Qu’est-ce que nous pouvons dire sur les questions que le Diagnostic and Statistical Manual of Mental Disorders (DSM) soulève concernant les rapports possibles entre psychiatrie et psychanalyse ? Vis-à-vis du DSM, est-ce que la psychanalyse doit reculer ou doit-elle opposer une ferme résistance à cette matrice totalitaire qui s’impose sur le marché psychiatrique mondial ?
Le diagnostic de la psychiatrie cognitiviste et médicale, tel que le DSM le propose, nous semble une négation totale de la psychopathologie psychanalytique, ainsi que de tous les concepts avancés par plus d’un siècle de recherches psychodynamiques, dans les domaines de la psychiatre sociale, de la psychologie clinique, de la psychothérapie et de la psychanalyse appliquée à la santé mentale.
Cependant, le fait que le DSM ne soit pas du tout notre référence ne veut absolument pas dire que le diagnostic n’ait pas de valeur pour nous. Bien au contraire, il est très important selon nous de pouvoir se réperer en termes nosographiques et nosologiques pour avancer dans chaque effort clinique. Et cela, surtout si la psychopathologie change énormément, selon les mouvements sociaux, politiques, anthropologiques.
En ce sens, il me semble non seulement légitime et bienvenu mais absolument nécessaire de concevoir la fondation formelle d’une nosographie psychanalytique qui existe déjà de façon implicite, mais trop floue, dans l’exercice clinique. C’est pour cette raison que, depuis longtemps, une bonne partie de mon travail de recherche oeuvre dans cette perspective. Le plus grand problème sera toutefois, lorsque la question se posera réellement, de parvenir à un véritable consensus entre la plupart des orientations psychanalytiques parfois si éloignées les unes des autres.
Quels sont les facteurs qui unissent ou qui divisent les psychanalystes en France ? Quelles sont les perspectives de la psychanalyse francophone après la mort de Lacan ? À cause de la “fragmentation” des psychanalystes lacaniens, peut-on parler de stagnation et d’une perte de positions ?
À mon avis, les plus grands risques contre la psychanalyse ne se trouvent pas tout à fait chez les ennemis ou chez les adversaires déclarés de la psychanalyse, dont certains — il faut bien l’avouer — sont de bonne foi.

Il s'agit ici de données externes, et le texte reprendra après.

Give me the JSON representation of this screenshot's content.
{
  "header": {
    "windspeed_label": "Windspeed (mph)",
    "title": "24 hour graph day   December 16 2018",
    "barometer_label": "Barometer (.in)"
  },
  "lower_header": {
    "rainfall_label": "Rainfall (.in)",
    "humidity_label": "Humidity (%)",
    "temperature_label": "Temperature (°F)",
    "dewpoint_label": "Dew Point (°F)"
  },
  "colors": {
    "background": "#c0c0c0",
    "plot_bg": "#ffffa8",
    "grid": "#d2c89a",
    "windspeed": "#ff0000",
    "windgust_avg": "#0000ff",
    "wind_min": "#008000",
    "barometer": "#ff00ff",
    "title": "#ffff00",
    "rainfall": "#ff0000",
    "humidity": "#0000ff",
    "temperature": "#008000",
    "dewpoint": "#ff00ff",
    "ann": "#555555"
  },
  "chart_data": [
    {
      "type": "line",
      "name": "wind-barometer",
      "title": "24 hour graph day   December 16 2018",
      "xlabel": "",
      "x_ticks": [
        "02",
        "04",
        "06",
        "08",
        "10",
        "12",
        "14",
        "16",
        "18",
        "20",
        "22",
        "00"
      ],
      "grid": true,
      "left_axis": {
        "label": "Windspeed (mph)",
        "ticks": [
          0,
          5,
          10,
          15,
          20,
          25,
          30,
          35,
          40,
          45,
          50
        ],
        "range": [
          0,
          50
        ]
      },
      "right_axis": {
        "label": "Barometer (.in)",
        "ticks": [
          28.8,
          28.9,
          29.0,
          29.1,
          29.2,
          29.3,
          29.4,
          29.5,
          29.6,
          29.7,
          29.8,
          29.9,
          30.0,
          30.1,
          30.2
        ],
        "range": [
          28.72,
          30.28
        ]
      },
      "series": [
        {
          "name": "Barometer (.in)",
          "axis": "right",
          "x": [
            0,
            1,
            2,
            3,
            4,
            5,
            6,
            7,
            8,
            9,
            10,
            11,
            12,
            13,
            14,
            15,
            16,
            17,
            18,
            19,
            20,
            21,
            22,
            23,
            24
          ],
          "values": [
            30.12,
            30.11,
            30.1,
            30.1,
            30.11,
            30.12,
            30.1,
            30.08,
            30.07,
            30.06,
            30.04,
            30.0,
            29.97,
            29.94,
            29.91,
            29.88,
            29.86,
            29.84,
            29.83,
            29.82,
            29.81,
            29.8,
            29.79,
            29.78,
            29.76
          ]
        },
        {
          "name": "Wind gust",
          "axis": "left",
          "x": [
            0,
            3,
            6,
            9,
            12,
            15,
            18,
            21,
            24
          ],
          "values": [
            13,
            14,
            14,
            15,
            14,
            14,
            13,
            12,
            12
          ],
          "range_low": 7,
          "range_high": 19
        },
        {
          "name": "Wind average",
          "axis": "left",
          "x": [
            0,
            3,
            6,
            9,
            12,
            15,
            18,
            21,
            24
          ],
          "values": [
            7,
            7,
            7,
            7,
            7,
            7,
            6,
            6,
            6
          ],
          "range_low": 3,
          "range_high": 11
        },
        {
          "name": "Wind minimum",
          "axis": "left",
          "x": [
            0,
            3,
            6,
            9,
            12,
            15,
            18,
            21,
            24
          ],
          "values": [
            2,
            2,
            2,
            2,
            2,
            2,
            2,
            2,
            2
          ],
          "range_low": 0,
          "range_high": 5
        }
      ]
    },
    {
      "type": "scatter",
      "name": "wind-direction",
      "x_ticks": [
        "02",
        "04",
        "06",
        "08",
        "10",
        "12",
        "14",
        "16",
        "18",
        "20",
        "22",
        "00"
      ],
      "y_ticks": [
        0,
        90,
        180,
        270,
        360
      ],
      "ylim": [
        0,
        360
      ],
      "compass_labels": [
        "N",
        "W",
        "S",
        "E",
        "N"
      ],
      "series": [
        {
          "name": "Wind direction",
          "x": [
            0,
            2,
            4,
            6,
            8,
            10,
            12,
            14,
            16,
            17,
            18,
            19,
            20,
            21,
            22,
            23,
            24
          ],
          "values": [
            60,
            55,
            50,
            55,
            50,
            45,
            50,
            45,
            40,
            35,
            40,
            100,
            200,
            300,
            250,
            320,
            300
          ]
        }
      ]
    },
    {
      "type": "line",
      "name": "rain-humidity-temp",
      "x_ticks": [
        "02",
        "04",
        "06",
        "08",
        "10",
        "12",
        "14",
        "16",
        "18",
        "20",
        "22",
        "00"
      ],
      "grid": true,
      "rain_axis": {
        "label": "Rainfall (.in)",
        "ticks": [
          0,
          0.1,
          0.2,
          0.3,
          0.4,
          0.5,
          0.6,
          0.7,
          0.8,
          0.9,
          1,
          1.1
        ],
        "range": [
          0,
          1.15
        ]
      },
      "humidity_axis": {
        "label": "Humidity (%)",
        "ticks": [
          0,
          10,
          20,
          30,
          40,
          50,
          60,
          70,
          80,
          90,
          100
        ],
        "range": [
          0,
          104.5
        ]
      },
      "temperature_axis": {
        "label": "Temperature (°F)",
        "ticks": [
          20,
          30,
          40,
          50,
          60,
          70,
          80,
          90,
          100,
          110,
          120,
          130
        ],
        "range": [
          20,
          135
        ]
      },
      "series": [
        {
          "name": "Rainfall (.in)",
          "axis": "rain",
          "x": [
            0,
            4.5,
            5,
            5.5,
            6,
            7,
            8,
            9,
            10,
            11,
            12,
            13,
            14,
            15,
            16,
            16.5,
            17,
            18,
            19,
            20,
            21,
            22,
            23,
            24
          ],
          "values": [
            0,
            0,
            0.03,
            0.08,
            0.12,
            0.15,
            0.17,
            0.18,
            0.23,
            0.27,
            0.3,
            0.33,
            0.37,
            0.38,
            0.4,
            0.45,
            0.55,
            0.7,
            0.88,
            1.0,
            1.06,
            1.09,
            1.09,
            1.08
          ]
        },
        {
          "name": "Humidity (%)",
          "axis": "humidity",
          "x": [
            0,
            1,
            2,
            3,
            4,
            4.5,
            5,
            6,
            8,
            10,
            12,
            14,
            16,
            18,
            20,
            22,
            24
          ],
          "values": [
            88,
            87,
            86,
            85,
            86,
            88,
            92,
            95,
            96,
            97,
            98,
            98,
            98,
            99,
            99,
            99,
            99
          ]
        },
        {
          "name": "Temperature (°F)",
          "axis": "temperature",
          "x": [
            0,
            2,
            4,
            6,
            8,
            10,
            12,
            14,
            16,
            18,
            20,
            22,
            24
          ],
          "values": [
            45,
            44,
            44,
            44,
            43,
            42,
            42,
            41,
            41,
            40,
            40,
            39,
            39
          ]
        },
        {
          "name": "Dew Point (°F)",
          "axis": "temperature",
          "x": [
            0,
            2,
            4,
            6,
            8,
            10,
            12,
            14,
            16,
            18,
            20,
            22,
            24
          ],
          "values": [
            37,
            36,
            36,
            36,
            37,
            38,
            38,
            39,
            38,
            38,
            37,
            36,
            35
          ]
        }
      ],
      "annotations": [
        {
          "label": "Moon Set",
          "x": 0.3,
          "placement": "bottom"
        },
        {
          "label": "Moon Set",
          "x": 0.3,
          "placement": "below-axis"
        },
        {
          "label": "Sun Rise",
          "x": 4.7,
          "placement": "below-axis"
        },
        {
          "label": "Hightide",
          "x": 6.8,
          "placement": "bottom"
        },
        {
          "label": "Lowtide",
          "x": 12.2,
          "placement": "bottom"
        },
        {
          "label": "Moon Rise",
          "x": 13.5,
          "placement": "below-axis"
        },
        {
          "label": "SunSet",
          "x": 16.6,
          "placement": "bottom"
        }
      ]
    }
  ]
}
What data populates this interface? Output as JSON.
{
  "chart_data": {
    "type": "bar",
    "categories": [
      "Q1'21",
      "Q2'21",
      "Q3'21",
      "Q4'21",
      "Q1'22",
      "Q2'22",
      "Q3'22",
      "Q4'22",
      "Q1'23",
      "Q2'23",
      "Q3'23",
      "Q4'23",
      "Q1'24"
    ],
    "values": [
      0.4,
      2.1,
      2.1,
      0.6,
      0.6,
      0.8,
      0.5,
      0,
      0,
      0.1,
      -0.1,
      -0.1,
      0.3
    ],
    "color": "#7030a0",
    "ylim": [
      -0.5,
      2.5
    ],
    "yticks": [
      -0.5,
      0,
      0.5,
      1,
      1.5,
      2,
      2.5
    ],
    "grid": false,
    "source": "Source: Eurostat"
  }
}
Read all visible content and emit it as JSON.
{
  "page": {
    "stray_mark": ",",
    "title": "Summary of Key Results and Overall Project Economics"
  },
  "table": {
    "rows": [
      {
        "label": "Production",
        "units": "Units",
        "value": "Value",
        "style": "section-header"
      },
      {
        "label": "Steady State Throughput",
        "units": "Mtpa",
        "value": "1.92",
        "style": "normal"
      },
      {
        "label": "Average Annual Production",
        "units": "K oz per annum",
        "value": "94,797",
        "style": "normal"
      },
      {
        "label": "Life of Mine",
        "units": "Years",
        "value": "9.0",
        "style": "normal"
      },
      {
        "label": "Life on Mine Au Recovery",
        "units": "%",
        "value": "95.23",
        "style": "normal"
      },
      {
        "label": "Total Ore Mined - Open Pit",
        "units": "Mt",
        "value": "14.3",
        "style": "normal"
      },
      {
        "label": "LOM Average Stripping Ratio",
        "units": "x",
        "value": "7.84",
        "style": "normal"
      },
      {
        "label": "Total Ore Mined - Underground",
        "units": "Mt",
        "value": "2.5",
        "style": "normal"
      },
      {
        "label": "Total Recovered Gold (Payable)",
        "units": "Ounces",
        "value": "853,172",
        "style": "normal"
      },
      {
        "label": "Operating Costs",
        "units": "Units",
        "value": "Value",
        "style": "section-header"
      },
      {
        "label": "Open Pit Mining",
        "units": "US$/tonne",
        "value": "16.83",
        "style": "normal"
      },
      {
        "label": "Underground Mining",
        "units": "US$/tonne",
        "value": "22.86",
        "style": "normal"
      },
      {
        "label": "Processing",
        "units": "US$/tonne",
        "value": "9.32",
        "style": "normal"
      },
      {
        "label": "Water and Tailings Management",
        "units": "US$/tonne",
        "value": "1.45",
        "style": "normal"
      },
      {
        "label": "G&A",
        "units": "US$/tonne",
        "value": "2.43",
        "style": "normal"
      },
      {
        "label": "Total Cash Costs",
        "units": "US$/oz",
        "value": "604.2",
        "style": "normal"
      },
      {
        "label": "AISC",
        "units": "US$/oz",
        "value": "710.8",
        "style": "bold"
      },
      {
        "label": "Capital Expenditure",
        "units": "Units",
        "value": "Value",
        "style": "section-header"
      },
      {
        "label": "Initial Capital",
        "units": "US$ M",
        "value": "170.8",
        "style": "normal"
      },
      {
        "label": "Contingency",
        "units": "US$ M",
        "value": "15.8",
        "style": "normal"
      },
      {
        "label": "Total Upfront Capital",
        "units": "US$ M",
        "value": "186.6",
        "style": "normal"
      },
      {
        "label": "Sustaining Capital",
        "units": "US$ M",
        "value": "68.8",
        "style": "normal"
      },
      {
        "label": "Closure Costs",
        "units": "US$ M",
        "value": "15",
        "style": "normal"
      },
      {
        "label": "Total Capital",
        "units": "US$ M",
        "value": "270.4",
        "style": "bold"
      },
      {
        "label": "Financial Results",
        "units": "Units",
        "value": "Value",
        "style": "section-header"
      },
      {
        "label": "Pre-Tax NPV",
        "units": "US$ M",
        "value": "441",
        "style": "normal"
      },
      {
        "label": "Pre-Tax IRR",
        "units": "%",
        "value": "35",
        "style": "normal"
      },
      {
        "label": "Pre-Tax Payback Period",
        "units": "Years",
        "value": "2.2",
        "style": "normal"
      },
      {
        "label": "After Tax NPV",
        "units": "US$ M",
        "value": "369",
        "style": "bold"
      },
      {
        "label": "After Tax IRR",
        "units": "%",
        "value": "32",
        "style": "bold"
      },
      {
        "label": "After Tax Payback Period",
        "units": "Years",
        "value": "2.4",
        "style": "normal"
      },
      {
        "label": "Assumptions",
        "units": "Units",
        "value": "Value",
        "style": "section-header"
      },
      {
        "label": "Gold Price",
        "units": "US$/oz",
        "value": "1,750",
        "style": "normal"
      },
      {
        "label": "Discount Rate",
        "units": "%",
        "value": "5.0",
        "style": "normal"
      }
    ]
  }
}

En tout cas, ils peuvent nous aider à voir, ou à revoir, certaines de nos failles que nous ne voyons pas facilement. Et ils peuvent surtout nous aider, tout à fait involontairement, à faire qu’en réaction à leurs attaques nous renforcions nos propres positions en termes théoriques et cliniques.
En revanche, je pense que le plus grand péril pour la psychanalyse vient plutôt des psychanalystes eux-mêmes. Notamment, d’abord, pour cause d’un excès de dogmatisme et rigidité dans les institutions psychanalytiques concernant la pratique clinique. Ou ensuite, pour cause, au contraire, d’un syncrétisme avec les données soi-disant “scientifiques” de la psychiatrie médicale ou de la neurobiologie. Ou finalement, pour cause d’un attachement identitaire poussant quelques psychanalystes vers des dérives sociétales, comme si la psychanalyse devait devenir une mouvance à factions idéologiques.
Pour sauvegarder et défendre la psychanalyse de ces trois grands périls, nous devons ainsi tenir fermement, mais avec enthousiasme et ouverture d’esprit, dans la perspective marquée par Freud, Lacan et quelques autres.
German ARCE ROSS. Paris, février 2016.